The “Family” component in Social Security is a crucial factor in a family’s ability to finance healthcare and education for their children. Family allowances are adjusted annually based on the family’s income, with increases in assistance if inflation causes rising prices, or reductions or even removal of aid if a family’s income becomes high.
To simplify the understanding of the complex and varied laws issued by the French government over the years, we illustrate them through the life story of Laurence, a French citizen, and her connection to Social Security in France, from her birth to her elderly years.

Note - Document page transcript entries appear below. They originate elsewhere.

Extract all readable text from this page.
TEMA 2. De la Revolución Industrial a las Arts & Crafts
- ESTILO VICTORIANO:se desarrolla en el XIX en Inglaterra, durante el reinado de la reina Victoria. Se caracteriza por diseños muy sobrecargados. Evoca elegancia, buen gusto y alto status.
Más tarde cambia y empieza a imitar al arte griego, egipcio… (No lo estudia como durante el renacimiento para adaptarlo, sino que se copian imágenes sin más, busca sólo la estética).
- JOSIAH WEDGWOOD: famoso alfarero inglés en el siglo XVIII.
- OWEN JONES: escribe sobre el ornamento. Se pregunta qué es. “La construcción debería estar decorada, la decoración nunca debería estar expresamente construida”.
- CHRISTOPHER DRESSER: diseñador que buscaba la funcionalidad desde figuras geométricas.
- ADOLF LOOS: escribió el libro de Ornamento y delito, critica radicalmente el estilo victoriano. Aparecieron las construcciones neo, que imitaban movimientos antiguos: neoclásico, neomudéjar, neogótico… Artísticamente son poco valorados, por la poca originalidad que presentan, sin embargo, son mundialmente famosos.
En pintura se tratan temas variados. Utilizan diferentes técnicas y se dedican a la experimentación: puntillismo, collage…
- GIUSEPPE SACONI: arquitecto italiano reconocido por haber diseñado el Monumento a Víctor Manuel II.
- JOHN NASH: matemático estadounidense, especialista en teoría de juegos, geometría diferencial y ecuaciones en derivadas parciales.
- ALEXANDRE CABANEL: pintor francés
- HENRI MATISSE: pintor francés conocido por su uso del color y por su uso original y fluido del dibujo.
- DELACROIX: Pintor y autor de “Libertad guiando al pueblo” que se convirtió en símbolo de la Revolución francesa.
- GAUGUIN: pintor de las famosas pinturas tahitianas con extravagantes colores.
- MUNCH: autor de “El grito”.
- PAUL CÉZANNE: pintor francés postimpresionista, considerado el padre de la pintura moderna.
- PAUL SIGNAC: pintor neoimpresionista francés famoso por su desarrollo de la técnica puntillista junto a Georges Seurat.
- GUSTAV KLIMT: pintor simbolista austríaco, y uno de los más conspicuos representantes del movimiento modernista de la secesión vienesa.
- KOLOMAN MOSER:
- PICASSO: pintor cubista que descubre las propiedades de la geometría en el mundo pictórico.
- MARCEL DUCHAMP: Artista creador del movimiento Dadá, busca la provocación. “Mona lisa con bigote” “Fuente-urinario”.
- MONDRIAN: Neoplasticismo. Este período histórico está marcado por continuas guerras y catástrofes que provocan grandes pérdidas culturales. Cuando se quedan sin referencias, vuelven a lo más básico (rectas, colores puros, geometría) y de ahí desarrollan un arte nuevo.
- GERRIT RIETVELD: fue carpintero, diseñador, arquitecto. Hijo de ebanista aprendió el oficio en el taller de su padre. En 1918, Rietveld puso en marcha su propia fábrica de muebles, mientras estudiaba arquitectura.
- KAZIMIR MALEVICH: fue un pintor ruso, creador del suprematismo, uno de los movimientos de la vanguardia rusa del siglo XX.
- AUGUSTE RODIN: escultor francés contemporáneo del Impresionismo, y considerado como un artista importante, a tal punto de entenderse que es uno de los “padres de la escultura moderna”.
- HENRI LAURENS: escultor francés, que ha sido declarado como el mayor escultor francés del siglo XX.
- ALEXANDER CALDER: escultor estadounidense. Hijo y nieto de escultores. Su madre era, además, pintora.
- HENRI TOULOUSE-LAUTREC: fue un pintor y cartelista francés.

Childhood and Adolescence:
Born in 1960 as the second child, Laurence’s birth allowed her parents to receive family allowances before her birth and additional income, albeit modest, from family allowances, to assist in caring for their children in their early years when they couldn’t provide for themselves. Laurence was fortunate to have a healthy childhood, and her medical expenses were covered by the Social Security, so her parents didn’t have to bear the costs.
Active Family Life:
After reaching adulthood at 18, Laurence pursued a three-year degree, partially funded by various part-time jobs she took on as a student during her vacations. She later married Bernard and had their first child, Caroline, in 1985. This was Laurence’s first encounter with Social Security, as prenatal check-ups and childbirth-related allowances came into play.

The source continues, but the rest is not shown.